Ongoing problems at Wanaka's $21 million Project Pure wastewater and sewage treatment network have left the Queenstown Lakes District Council wanting more from the beleaguered plant's builders.
The council is at loggerheads with Project Pure contractors United Group New Zealand Ltd, which finished construction on the wastewater and sewage network last year.
However, the scheme's key processing component - a $9.5 million treatment plant located near Wanaka airport - has been dogged by problems since an initial malfunction in January.
QLDC wastewater project manager Martin O'Malley has declined to sign off a "defect liability" certificate for the plant's design-and-build contractors, United.
The plant's "defect liability" period was extended until May 18 to allow United to address several concerns about the facility's ability to treat and process effluent following the January malfunction.

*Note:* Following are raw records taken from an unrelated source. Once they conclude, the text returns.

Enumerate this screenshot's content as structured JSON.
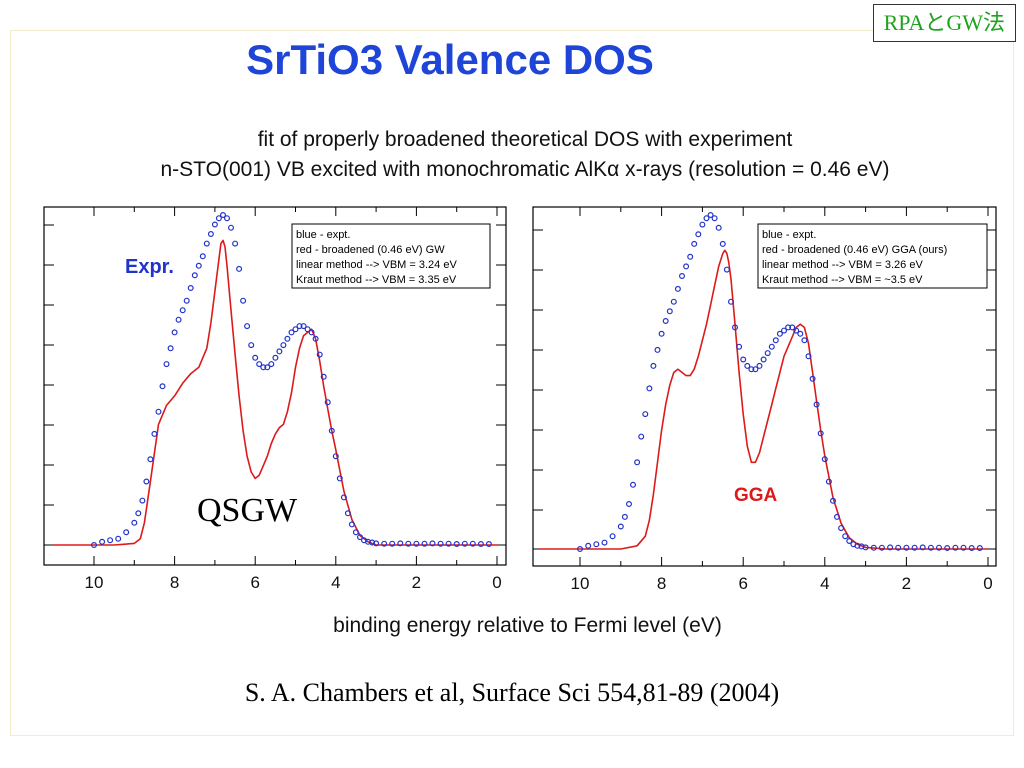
{
  "corner_tag": "RPAとGW法",
  "title": "SrTiO3 Valence DOS",
  "subtitle_line1": "fit of properly broadened theoretical DOS with experiment",
  "subtitle_line2": "n-STO(001) VB excited with monochromatic AlKα x-rays (resolution = 0.46 eV)",
  "xlabel": "binding energy relative to Fermi level (eV)",
  "citation": "S. A. Chambers et al, Surface Sci 554,81-89 (2004)",
  "colors": {
    "expt": "#2233cc",
    "theory": "#dd1a1a",
    "title": "#1e44d8",
    "tag": "#1fa31f"
  },
  "chart_data": [
    {
      "type": "line",
      "panel": "left",
      "xlim": [
        11,
        0
      ],
      "ylim": [
        -0.02,
        1.1
      ],
      "xticks": [
        "10",
        "8",
        "6",
        "4",
        "2",
        "0"
      ],
      "legend": [
        "blue - expt.",
        "red - broadened (0.46 eV) GW",
        "linear method --> VBM = 3.24 eV",
        "Kraut method --> VBM = 3.35 eV"
      ],
      "legend_position": "top-right",
      "annotations": [
        "Expr.",
        "QSGW"
      ],
      "series": [
        {
          "name": "blue - expt.",
          "style": "scatter",
          "x": [
            10.0,
            9.8,
            9.6,
            9.4,
            9.2,
            9.0,
            8.9,
            8.8,
            8.7,
            8.6,
            8.5,
            8.4,
            8.3,
            8.2,
            8.1,
            8.0,
            7.9,
            7.8,
            7.7,
            7.6,
            7.5,
            7.4,
            7.3,
            7.2,
            7.1,
            7.0,
            6.9,
            6.8,
            6.7,
            6.6,
            6.5,
            6.4,
            6.3,
            6.2,
            6.1,
            6.0,
            5.9,
            5.8,
            5.7,
            5.6,
            5.5,
            5.4,
            5.3,
            5.2,
            5.1,
            5.0,
            4.9,
            4.8,
            4.7,
            4.6,
            4.5,
            4.4,
            4.3,
            4.2,
            4.1,
            4.0,
            3.9,
            3.8,
            3.7,
            3.6,
            3.5,
            3.4,
            3.3,
            3.2,
            3.1,
            3.0,
            2.8,
            2.6,
            2.4,
            2.2,
            2.0,
            1.8,
            1.6,
            1.4,
            1.2,
            1.0,
            0.8,
            0.6,
            0.4,
            0.2
          ],
          "y": [
            0.0,
            0.01,
            0.015,
            0.02,
            0.04,
            0.07,
            0.1,
            0.14,
            0.2,
            0.27,
            0.35,
            0.42,
            0.5,
            0.57,
            0.62,
            0.67,
            0.71,
            0.74,
            0.77,
            0.81,
            0.85,
            0.88,
            0.91,
            0.95,
            0.98,
            1.01,
            1.03,
            1.04,
            1.03,
            1.0,
            0.95,
            0.87,
            0.77,
            0.69,
            0.63,
            0.59,
            0.57,
            0.56,
            0.56,
            0.57,
            0.59,
            0.61,
            0.63,
            0.65,
            0.67,
            0.68,
            0.69,
            0.69,
            0.68,
            0.67,
            0.65,
            0.6,
            0.53,
            0.45,
            0.36,
            0.28,
            0.21,
            0.15,
            0.1,
            0.065,
            0.04,
            0.025,
            0.015,
            0.01,
            0.008,
            0.005,
            0.004,
            0.004,
            0.005,
            0.004,
            0.004,
            0.004,
            0.005,
            0.004,
            0.004,
            0.003,
            0.004,
            0.004,
            0.003,
            0.003
          ]
        },
        {
          "name": "red - broadened (0.46 eV) GW",
          "style": "line",
          "x": [
            11.0,
            9.5,
            9.0,
            8.85,
            8.75,
            8.6,
            8.4,
            8.2,
            8.0,
            7.8,
            7.6,
            7.4,
            7.2,
            7.1,
            7.0,
            6.9,
            6.85,
            6.8,
            6.75,
            6.7,
            6.6,
            6.5,
            6.4,
            6.3,
            6.2,
            6.1,
            6.0,
            5.9,
            5.8,
            5.7,
            5.6,
            5.5,
            5.4,
            5.3,
            5.2,
            5.1,
            5.0,
            4.9,
            4.8,
            4.7,
            4.6,
            4.5,
            4.4,
            4.3,
            4.2,
            4.1,
            4.0,
            3.8,
            3.6,
            3.4,
            3.2,
            3.0,
            2.5,
            2.0,
            1.0,
            0.0
          ],
          "y": [
            0.0,
            0.0,
            0.005,
            0.02,
            0.07,
            0.2,
            0.38,
            0.44,
            0.47,
            0.51,
            0.54,
            0.56,
            0.62,
            0.7,
            0.8,
            0.9,
            0.95,
            0.96,
            0.94,
            0.88,
            0.74,
            0.6,
            0.47,
            0.36,
            0.28,
            0.23,
            0.21,
            0.22,
            0.25,
            0.28,
            0.32,
            0.35,
            0.37,
            0.38,
            0.42,
            0.48,
            0.56,
            0.62,
            0.66,
            0.67,
            0.68,
            0.65,
            0.58,
            0.5,
            0.43,
            0.36,
            0.3,
            0.17,
            0.08,
            0.03,
            0.01,
            0.0,
            0.0,
            0.0,
            0.0,
            0.0
          ]
        }
      ]
    },
    {
      "type": "line",
      "panel": "right",
      "xlim": [
        11,
        0
      ],
      "ylim": [
        -0.02,
        1.1
      ],
      "xticks": [
        "10",
        "8",
        "6",
        "4",
        "2",
        "0"
      ],
      "legend": [
        "blue - expt.",
        "red - broadened (0.46 eV) GGA (ours)",
        "linear method --> VBM = 3.26 eV",
        "Kraut method --> VBM = ~3.5 eV"
      ],
      "legend_position": "top-right",
      "annotations": [
        "GGA"
      ],
      "series": [
        {
          "name": "blue - expt.",
          "style": "scatter",
          "x": [
            10.0,
            9.8,
            9.6,
            9.4,
            9.2,
            9.0,
            8.9,
            8.8,
            8.7,
            8.6,
            8.5,
            8.4,
            8.3,
            8.2,
            8.1,
            8.0,
            7.9,
            7.8,
            7.7,
            7.6,
            7.5,
            7.4,
            7.3,
            7.2,
            7.1,
            7.0,
            6.9,
            6.8,
            6.7,
            6.6,
            6.5,
            6.4,
            6.3,
            6.2,
            6.1,
            6.0,
            5.9,
            5.8,
            5.7,
            5.6,
            5.5,
            5.4,
            5.3,
            5.2,
            5.1,
            5.0,
            4.9,
            4.8,
            4.7,
            4.6,
            4.5,
            4.4,
            4.3,
            4.2,
            4.1,
            4.0,
            3.9,
            3.8,
            3.7,
            3.6,
            3.5,
            3.4,
            3.3,
            3.2,
            3.1,
            3.0,
            2.8,
            2.6,
            2.4,
            2.2,
            2.0,
            1.8,
            1.6,
            1.4,
            1.2,
            1.0,
            0.8,
            0.6,
            0.4,
            0.2
          ],
          "y": [
            0.0,
            0.01,
            0.015,
            0.02,
            0.04,
            0.07,
            0.1,
            0.14,
            0.2,
            0.27,
            0.35,
            0.42,
            0.5,
            0.57,
            0.62,
            0.67,
            0.71,
            0.74,
            0.77,
            0.81,
            0.85,
            0.88,
            0.91,
            0.95,
            0.98,
            1.01,
            1.03,
            1.04,
            1.03,
            1.0,
            0.95,
            0.87,
            0.77,
            0.69,
            0.63,
            0.59,
            0.57,
            0.56,
            0.56,
            0.57,
            0.59,
            0.61,
            0.63,
            0.65,
            0.67,
            0.68,
            0.69,
            0.69,
            0.68,
            0.67,
            0.65,
            0.6,
            0.53,
            0.45,
            0.36,
            0.28,
            0.21,
            0.15,
            0.1,
            0.065,
            0.04,
            0.025,
            0.015,
            0.01,
            0.008,
            0.005,
            0.004,
            0.004,
            0.005,
            0.004,
            0.004,
            0.004,
            0.005,
            0.004,
            0.004,
            0.003,
            0.004,
            0.004,
            0.003,
            0.003
          ]
        },
        {
          "name": "red - broadened (0.46 eV) GGA (ours)",
          "style": "line",
          "x": [
            11.0,
            9.0,
            8.6,
            8.4,
            8.3,
            8.2,
            8.1,
            8.0,
            7.9,
            7.8,
            7.7,
            7.6,
            7.5,
            7.4,
            7.3,
            7.2,
            7.1,
            7.0,
            6.9,
            6.8,
            6.7,
            6.6,
            6.5,
            6.45,
            6.4,
            6.35,
            6.3,
            6.2,
            6.1,
            6.0,
            5.9,
            5.8,
            5.7,
            5.6,
            5.5,
            5.4,
            5.3,
            5.2,
            5.1,
            5.0,
            4.9,
            4.8,
            4.7,
            4.6,
            4.5,
            4.4,
            4.3,
            4.2,
            4.1,
            4.0,
            3.8,
            3.6,
            3.4,
            3.2,
            3.0,
            2.5,
            2.0,
            1.0,
            0.0
          ],
          "y": [
            0.0,
            0.0,
            0.01,
            0.04,
            0.09,
            0.17,
            0.27,
            0.37,
            0.45,
            0.51,
            0.55,
            0.56,
            0.55,
            0.54,
            0.54,
            0.56,
            0.6,
            0.65,
            0.7,
            0.76,
            0.82,
            0.88,
            0.92,
            0.93,
            0.92,
            0.89,
            0.84,
            0.7,
            0.55,
            0.42,
            0.32,
            0.27,
            0.27,
            0.3,
            0.35,
            0.4,
            0.45,
            0.5,
            0.55,
            0.6,
            0.63,
            0.66,
            0.69,
            0.7,
            0.69,
            0.64,
            0.55,
            0.46,
            0.37,
            0.29,
            0.16,
            0.08,
            0.035,
            0.015,
            0.005,
            0.0,
            0.0,
            0.0,
            0.0
          ]
        }
      ]
    }
  ]
}
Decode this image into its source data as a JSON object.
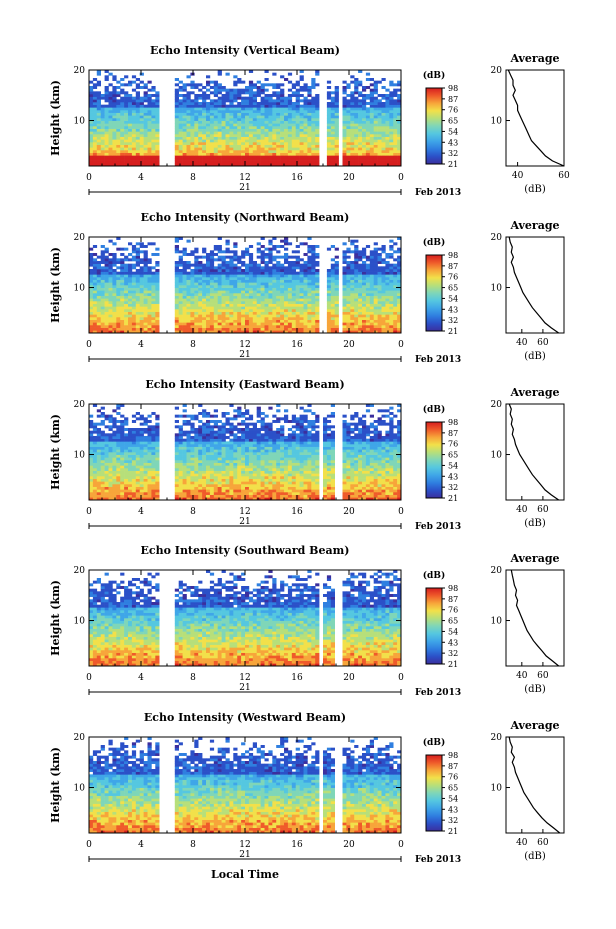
{
  "figure": {
    "xlabel": "Local Time",
    "date_label": "Feb 2013",
    "day_label": "21",
    "colorbar_unit": "(dB)",
    "avg_title": "Average",
    "avg_xlabel": "(dB)"
  },
  "colors": {
    "scale": [
      "#3b2f9e",
      "#2b50c8",
      "#2f7fe0",
      "#3fa6e8",
      "#55c7e0",
      "#7fd6b8",
      "#b7df7a",
      "#f2e04a",
      "#f7a53a",
      "#ef5a2a",
      "#d61f1f"
    ]
  },
  "chart_data": [
    {
      "type": "heatmap",
      "title": "Echo Intensity (Vertical Beam)",
      "xlabel": "",
      "ylabel": "Height (km)",
      "xlim": [
        0,
        24
      ],
      "ylim": [
        1,
        20
      ],
      "x_ticks": [
        "0",
        "4",
        "8",
        "12",
        "16",
        "20",
        "0"
      ],
      "y_ticks": [
        "10",
        "20"
      ],
      "colorbar_ticks": [
        "98",
        "87",
        "76",
        "65",
        "54",
        "43",
        "32",
        "21"
      ],
      "data_gaps_hours": [
        [
          5.4,
          6.5
        ],
        [
          17.6,
          18.3
        ],
        [
          19.1,
          19.6
        ]
      ],
      "avg_profile": {
        "xlim": [
          35,
          60
        ],
        "x_ticks": [
          "40",
          "60"
        ],
        "y_ticks": [
          "10",
          "20"
        ],
        "height_km": [
          1,
          2,
          3,
          4,
          5,
          6,
          7,
          8,
          9,
          10,
          11,
          12,
          13,
          14,
          15,
          16,
          17,
          18,
          19,
          20
        ],
        "db": [
          60,
          55,
          52,
          50,
          48,
          46,
          45,
          44,
          43,
          42,
          41,
          40,
          40,
          39,
          38,
          39,
          38,
          38,
          37,
          36
        ]
      }
    },
    {
      "type": "heatmap",
      "title": "Echo Intensity (Northward Beam)",
      "xlabel": "",
      "ylabel": "Height (km)",
      "xlim": [
        0,
        24
      ],
      "ylim": [
        1,
        20
      ],
      "x_ticks": [
        "0",
        "4",
        "8",
        "12",
        "16",
        "20",
        "0"
      ],
      "y_ticks": [
        "10",
        "20"
      ],
      "colorbar_ticks": [
        "98",
        "87",
        "76",
        "65",
        "54",
        "43",
        "32",
        "21"
      ],
      "data_gaps_hours": [
        [
          5.4,
          6.5
        ],
        [
          17.8,
          18.3
        ],
        [
          19.2,
          19.6
        ]
      ],
      "avg_profile": {
        "xlim": [
          25,
          80
        ],
        "x_ticks": [
          "40",
          "60"
        ],
        "y_ticks": [
          "10",
          "20"
        ],
        "height_km": [
          1,
          2,
          3,
          4,
          5,
          6,
          7,
          8,
          9,
          10,
          11,
          12,
          13,
          14,
          15,
          16,
          17,
          18,
          19,
          20
        ],
        "db": [
          75,
          68,
          62,
          58,
          54,
          50,
          47,
          44,
          41,
          39,
          37,
          35,
          33,
          32,
          30,
          32,
          30,
          31,
          29,
          28
        ]
      }
    },
    {
      "type": "heatmap",
      "title": "Echo Intensity (Eastward Beam)",
      "xlabel": "",
      "ylabel": "Height (km)",
      "xlim": [
        0,
        24
      ],
      "ylim": [
        1,
        20
      ],
      "x_ticks": [
        "0",
        "4",
        "8",
        "12",
        "16",
        "20",
        "0"
      ],
      "y_ticks": [
        "10",
        "20"
      ],
      "colorbar_ticks": [
        "98",
        "87",
        "76",
        "65",
        "54",
        "43",
        "32",
        "21"
      ],
      "data_gaps_hours": [
        [
          5.4,
          6.5
        ],
        [
          17.6,
          18.1
        ],
        [
          19.0,
          19.5
        ]
      ],
      "avg_profile": {
        "xlim": [
          25,
          80
        ],
        "x_ticks": [
          "40",
          "60"
        ],
        "y_ticks": [
          "10",
          "20"
        ],
        "height_km": [
          1,
          2,
          3,
          4,
          5,
          6,
          7,
          8,
          9,
          10,
          11,
          12,
          13,
          14,
          15,
          16,
          17,
          18,
          19,
          20
        ],
        "db": [
          75,
          68,
          62,
          58,
          54,
          50,
          47,
          44,
          41,
          38,
          36,
          34,
          33,
          31,
          32,
          30,
          31,
          29,
          30,
          28
        ]
      }
    },
    {
      "type": "heatmap",
      "title": "Echo Intensity (Southward Beam)",
      "xlabel": "",
      "ylabel": "Height (km)",
      "xlim": [
        0,
        24
      ],
      "ylim": [
        1,
        20
      ],
      "x_ticks": [
        "0",
        "4",
        "8",
        "12",
        "16",
        "20",
        "0"
      ],
      "y_ticks": [
        "10",
        "20"
      ],
      "colorbar_ticks": [
        "98",
        "87",
        "76",
        "65",
        "54",
        "43",
        "32",
        "21"
      ],
      "data_gaps_hours": [
        [
          5.4,
          6.5
        ],
        [
          17.6,
          18.0
        ],
        [
          19.0,
          19.4
        ]
      ],
      "avg_profile": {
        "xlim": [
          25,
          80
        ],
        "x_ticks": [
          "40",
          "60"
        ],
        "y_ticks": [
          "10",
          "20"
        ],
        "height_km": [
          1,
          2,
          3,
          4,
          5,
          6,
          7,
          8,
          9,
          10,
          11,
          12,
          13,
          14,
          15,
          16,
          17,
          18,
          19,
          20
        ],
        "db": [
          75,
          69,
          63,
          59,
          55,
          51,
          48,
          45,
          43,
          41,
          39,
          37,
          35,
          36,
          34,
          35,
          33,
          32,
          31,
          30
        ]
      }
    },
    {
      "type": "heatmap",
      "title": "Echo Intensity (Westward Beam)",
      "xlabel": "Local Time",
      "ylabel": "Height (km)",
      "xlim": [
        0,
        24
      ],
      "ylim": [
        1,
        20
      ],
      "x_ticks": [
        "0",
        "4",
        "8",
        "12",
        "16",
        "20",
        "0"
      ],
      "y_ticks": [
        "10",
        "20"
      ],
      "colorbar_ticks": [
        "98",
        "87",
        "76",
        "65",
        "54",
        "43",
        "32",
        "21"
      ],
      "data_gaps_hours": [
        [
          5.4,
          6.5
        ],
        [
          17.6,
          18.1
        ],
        [
          19.0,
          19.5
        ]
      ],
      "avg_profile": {
        "xlim": [
          25,
          80
        ],
        "x_ticks": [
          "40",
          "60"
        ],
        "y_ticks": [
          "10",
          "20"
        ],
        "height_km": [
          1,
          2,
          3,
          4,
          5,
          6,
          7,
          8,
          9,
          10,
          11,
          12,
          13,
          14,
          15,
          16,
          17,
          18,
          19,
          20
        ],
        "db": [
          76,
          70,
          64,
          59,
          55,
          51,
          48,
          45,
          42,
          40,
          38,
          36,
          34,
          33,
          31,
          33,
          30,
          31,
          29,
          28
        ]
      }
    }
  ]
}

The QLDC still had five areas of concern about possible defects and the effectiveness of the plant to adequately ease those concerns, Mr O'Malley said.
When contacted by the Otago Daily Times yesterday, United Group's Project Pure manager, Peter Hogan, confirmed there were differences of opinion with the QLDC about the treatment plant.
The plant had been "operating extremely well in the past two months," and results from laboratory tests on its treated effluent were well within compliance guidelines.
"We're certainly working in a timely manner to reach an agreement with the council," Mr Hogan said.
Mr O'Malley described negotiations between the two parties as "strained". Primary among the QLDC's concerns were questions about the treatment plant's reliability and equipment.
A breakdown in January, less than three months into the plant's commissioning phase, left neighbouring properties threatened by effluent overflow.
Only one malfunction, out of three identified equipment faults, had been adequately addressed to the QLDC's standards, Mr O'Malley said.
Odour and noise were still an issue although a consultant's report was expected to resolve the concern over noise. Not enough time had passed for United to prove that odour problems had been resolved, he said.
The contractors were also not allowing "septage" [sludge taken from septic tanks] to be processed at the Project Pure plant. Instead, between five and 10 truckloads of septage a week were being taken to Queenstown to be processed at the Shotover River oxidation ponds, he said.
A $450,000 "retention" performance contract sum is being withheld from United by the QLDC until the plant has undergone a two-year operating phase period. United would receive $225,000 of this payment once the defect liability certificate was signed off by the QLDC, Mr O'Malley said.
Project Pure Project's 5 black marks:
• Questionable reliability of plant and equipment.
• Odour.
• Noise (awaiting contractor's study report).
• Inability to process "septage" (septic tank sludge).
• Unsuitable operator work space for plant overseers.